In an attempt to salvage their marriage, Ted and Tami-Lynn decide to start a family. Unable to conceive (for a couple of reasons), the pair file to adopt a child – an action that sets into motion a chain of events that culminate in a federal dispute over whether or not this lovable living teddy bear is considered a person, with inalienable rights, or is simply a piece of property.
With the help of an enthusiastic young stoner lawyer named Samantha (Amanda Seyfried) on their side, John and Ted take on the legal system and try to make the world realize that Ted is indeed, a person.
Seth MacFarlane has a brand of comedy that is well established and known: We know going in that his movies will be overloaded with crude humor and cringe worthy moments. And to be fair, Seth MacFarlane is very good at his job. But that turns out to be the biggest problem with “Ted 2.”
Instead of feeling fresh and original, “Ted 2” feels more like the next episode of a tv show. None of the jokes felt new, probably because Seth MacFarlane has used them in either a movie or one of his many animated shows.
For example, the director once again pokes fun at Amanda Seyfried’s large eyes. That joke would be funny, if he hadn’t used it in last year’s “A Million Ways to Die in the West.” “Ted 2” even has a broadway style opening credits sequence just like “Family Guy.”
“Ted 2” does have some new jokes and gags. But sadly most of the new jokes fall flat, and dodn’t make much of a lasting impression.
I did enjoy a couple of things in the movie. Liam Neeson’s oh so brief cameo brought the nearly empty house down. It was such a simple scene, without any crudeness attached, and it was probably the highlight of the movie. Also, Ted’ co-worker ar the grocery store get just two scenes, but man she was funny.

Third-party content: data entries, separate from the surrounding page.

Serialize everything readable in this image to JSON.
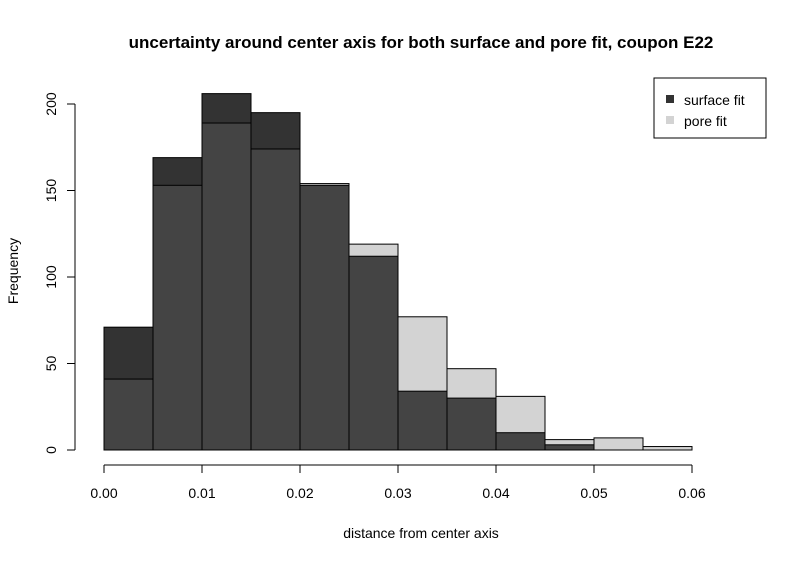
{
  "chart_data": {
    "type": "bar",
    "title": "uncertainty around center axis for both surface and pore fit, coupon E22",
    "xlabel": "distance from center axis",
    "ylabel": "Frequency",
    "bin_edges": [
      0.0,
      0.005,
      0.01,
      0.015,
      0.02,
      0.025,
      0.03,
      0.035,
      0.04,
      0.045,
      0.05,
      0.055,
      0.06
    ],
    "xlim": [
      0.0,
      0.06
    ],
    "ylim": [
      0,
      200
    ],
    "x_ticks": [
      "0.00",
      "0.01",
      "0.02",
      "0.03",
      "0.04",
      "0.05",
      "0.06"
    ],
    "y_ticks": [
      "0",
      "50",
      "100",
      "150",
      "200"
    ],
    "series": [
      {
        "name": "surface fit",
        "color": "#333333",
        "values": [
          71,
          169,
          206,
          195,
          153,
          112,
          34,
          30,
          10,
          3,
          0,
          0
        ]
      },
      {
        "name": "pore fit",
        "color": "#d3d3d3",
        "values": [
          41,
          153,
          189,
          174,
          154,
          119,
          77,
          47,
          31,
          6,
          7,
          2
        ]
      }
    ],
    "overlap_color": "#444444",
    "legend_position": "top-right",
    "grid": false
  }
}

The last act of the movie takes place at New York Comic Con. I was very excited, at first, but soon the sequence deteriorated into every cliché about comic geeks and conventions you can imagine. Not to mention, the comic con scenes have a ton of product placement.
I wonder how much Midtown Comics and Boom! Studios paid to have their logos in perfect focus over the lead actor’s shoulders?
In the end, “Ted 2” was disappointing. While the movie is not worst thing I’ve ever seen, it’s not a very good film either. If you do want to see “Ted 2,” wait until its available on blu ray or available to rent.